17. Is this the best Profile that can be achieved? Why or why not? [5 pts]
This is not the best profile possible due to length considerations and position-specific gap penalties.
 
18. How do your results, for both the BLASTP run and the Psi-BLAST complete run, compare with those of the Altschul et al Psi-BLAST paper, Table 3? How can you account for the differences? [5 pts]
The difference in numbers is due to the increase in the databases being searched.  The more sequences, the greater the probability of getting a hit.
 
19. For the MTG8 protein sequence, when you did your FILTER run you should have found that the first part of the sequence, a sequence like the following:

MPDRTEKHSTMPDSPVDVKTQSRL

was NOT filtered, whereas the adjacent sequence:

TPPTMPPPPTT

WAS filtered. For each of these two total sequences, calculate the Complexity Kw. Calculate also the Complexity of the "most complex" and of the "least complex" protein sequences for each of these two sequence lengths.
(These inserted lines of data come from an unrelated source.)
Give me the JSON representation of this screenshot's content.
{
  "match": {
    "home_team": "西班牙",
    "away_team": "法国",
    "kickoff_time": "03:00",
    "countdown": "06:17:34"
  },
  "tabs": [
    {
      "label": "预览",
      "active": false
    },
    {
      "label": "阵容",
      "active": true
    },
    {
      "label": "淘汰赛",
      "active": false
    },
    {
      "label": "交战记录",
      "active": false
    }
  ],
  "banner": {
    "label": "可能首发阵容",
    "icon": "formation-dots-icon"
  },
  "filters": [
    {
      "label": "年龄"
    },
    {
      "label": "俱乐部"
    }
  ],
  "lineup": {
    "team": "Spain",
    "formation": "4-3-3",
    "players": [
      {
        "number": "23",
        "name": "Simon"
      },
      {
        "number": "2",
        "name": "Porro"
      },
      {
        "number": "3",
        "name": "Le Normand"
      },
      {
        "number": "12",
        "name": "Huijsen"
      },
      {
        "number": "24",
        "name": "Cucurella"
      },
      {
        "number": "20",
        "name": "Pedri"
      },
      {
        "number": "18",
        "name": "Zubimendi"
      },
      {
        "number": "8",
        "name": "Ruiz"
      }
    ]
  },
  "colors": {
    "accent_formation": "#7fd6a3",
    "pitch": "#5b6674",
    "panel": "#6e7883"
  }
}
How does the Complexity of each of these MTG8 sequences compare with the comparable "most" and "least" complex Complexity values? [20 pts]

Complexity K1 = Log W / L
L = window size
W = L! / Pni

MPDRTEKHSTMPDSPVDVKTQSRL= count vector, ignoring 0, is (3,3,3,3,2,2,2,2,1,1,1,1)
W = 24! / 3! 3! 3! 3! 2! 2! 2! 1! 1! 1! 1! = 1.62 x 10 21
K1 = Log W / L = (log20 2.99 x 10 19) / 24 = 0.623

TPPTMPPPPTT count vector is (6,4,1)
W = 11! / 6! 4! 1!= 2310
K1 = Log W / L = log20 2310 / 11 = 0.235

The complexity of the least complex word is always zero since W = 1. The complexity of the most complex word depends on its length. Note that for a length of 24, the most complex protein sequence would have a count vector (2,2,2,2,1,1,1,1,1,1,1,1,1,1,1,1). For a length of 24, the most complex word would therefore be K1 = 0.723, and for a length of 11, K1 = 0.531. The first sequence is about 86% of the maximum complexity and the second is about 44% of the maximum complexity when compared to the maximum possible values.